Thirteen volunteers participated in the study. The age of the participant varied between 18 and 23 years old. Each participant got four various gummy bear compositions to evaluate according to the following criteria: smell, taste, appearance, color, and firmness. The suggested evaluation was numeric from 1 to 5 (1-hate; 2-dislike; 3-do not mind; 4-like; 5-love). The answers were marked in the questionnaire.
3.7. Determination of Calcium Carbonate
The concentration of calcium carbonate in the gummies was determined by complexometric titration. The gummy bear was immersed in a diluted HCl acid and distilled water mixture (ratio 1:3). The flask was heated using a magnetic stirrer (MSH-20A, Witeg Labotechnik GmbH, Wertheim, Germany) until the gummy bear fully dissolved. The neutralization was carried out with NH4OH solution following the color change of an indicator (methyl red). Further on, 10–15 mL of the ammonium buffer was added to the neutralized solution. It was titrated with 0.05M EDTA solution and the color change point of eriochrome black was observed. The experiment was repeated with gummy bears stored at room temperature after 7 and 14 days. The values of the calcium carbonate levels were achieved for each sample as the mean ± standard deviation. The experiment was carried out five times.
3.8. Determination of Mass Uniformity
The uniformity of mass was determined gravimetrically according to the European Pharmacopoeia 6.0 (01/2008:20905).

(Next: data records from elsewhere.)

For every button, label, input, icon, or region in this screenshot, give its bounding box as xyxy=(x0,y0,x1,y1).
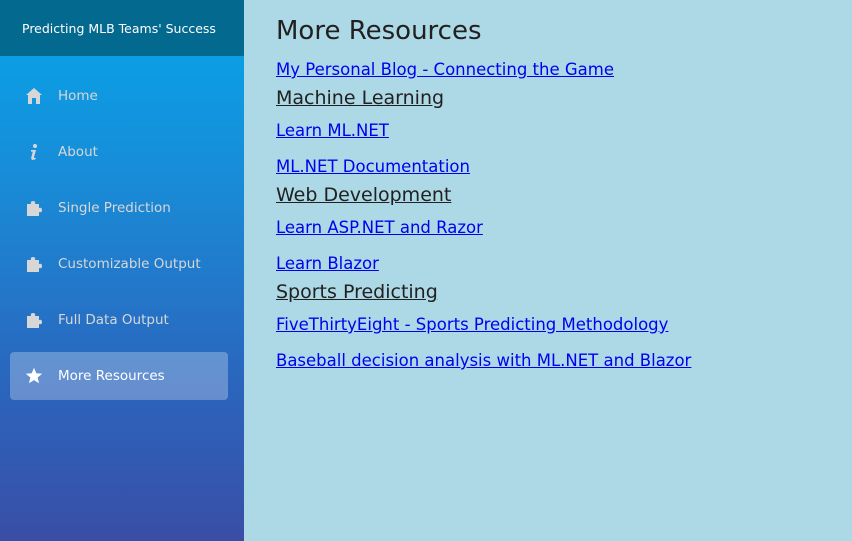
sidebar-item-about[interactable]: About xyxy=(10,128,228,176)
nav-menu: Home About Single Prediction Customizabl… xyxy=(0,56,244,400)
mlnet-docs-link[interactable]: ML.NET Documentation xyxy=(276,157,852,176)
blog-link[interactable]: My Personal Blog - Connecting the Game xyxy=(276,60,852,79)
app-root: Predicting MLB Teams' Success Home About xyxy=(0,0,852,541)
puzzle-icon xyxy=(24,198,44,218)
main-content: More Resources My Personal Blog - Connec… xyxy=(244,0,852,541)
page-title: More Resources xyxy=(276,16,482,46)
sidebar-item-customizable-output[interactable]: Customizable Output xyxy=(10,240,228,288)
app-title[interactable]: Predicting MLB Teams' Success xyxy=(22,21,216,36)
puzzle-icon xyxy=(24,254,44,274)
sidebar-item-label: Single Prediction xyxy=(58,200,171,216)
learn-mlnet-link[interactable]: Learn ML.NET xyxy=(276,121,852,140)
section-heading-machine-learning: Machine Learning xyxy=(276,87,445,109)
sidebar-item-label: More Resources xyxy=(58,368,165,384)
sidebar-item-label: Full Data Output xyxy=(58,312,169,328)
learn-aspnet-razor-link[interactable]: Learn ASP.NET and Razor xyxy=(276,218,852,237)
sidebar-item-label: Customizable Output xyxy=(58,256,201,272)
sidebar-item-single-prediction[interactable]: Single Prediction xyxy=(10,184,228,232)
sidebar-item-label: Home xyxy=(58,88,98,104)
baseball-analysis-link[interactable]: Baseball decision analysis with ML.NET a… xyxy=(276,351,852,370)
section-heading-web-development: Web Development xyxy=(276,184,452,206)
section-heading-sports-predicting: Sports Predicting xyxy=(276,281,438,303)
learn-blazor-link[interactable]: Learn Blazor xyxy=(276,254,852,273)
info-icon xyxy=(24,142,44,162)
sidebar-item-full-data-output[interactable]: Full Data Output xyxy=(10,296,228,344)
sidebar-item-more-resources[interactable]: More Resources xyxy=(10,352,228,400)
brand-bar: Predicting MLB Teams' Success xyxy=(0,0,244,56)
star-icon xyxy=(24,366,44,386)
sidebar: Predicting MLB Teams' Success Home About xyxy=(0,0,244,541)
fivethirtyeight-link[interactable]: FiveThirtyEight - Sports Predicting Meth… xyxy=(276,315,852,334)
home-icon xyxy=(24,86,44,106)
sidebar-item-home[interactable]: Home xyxy=(10,72,228,120)
sidebar-item-label: About xyxy=(58,144,98,160)
puzzle-icon xyxy=(24,310,44,330)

Each of the 10 randomly selected gummy bears were carefully placed and weighted using an analytical balance (Mettler Toledo MS 205DU, Switzerland). The gummy bears were then left in an open packaging at room temperature and weighted after 7 and 14 days. The results are presented as mean ± standard deviation. The experiment was carried out three times.
3.9. Dissolution Test
The dissolution test was performed at 37 °C in a flask with 100 mL of distilled water using a magnetic stirrer (MSH-20A, Witeg Labotechnik GmbH, Wertheim, Germany). The chronometer was used to follow the dissolution process and determine the dissolution time point. The experiment was repeated with gummy bears stored at room temperature after 7 and 14 days. The results are presented as mean ± standard deviation. The experiment was carried out three times.
3.10. Statistical Analysis
The mean and standard deviation of the data were used to present the results of the study. Statistical analysis was carried out using the software package Prism v. 5.04 (GraphPad Software Inc., La Jolla, CA, USA). One-way and two-way ANOVA accompanied by Dunnett’s post-test were applied. The level of significance was 0.05.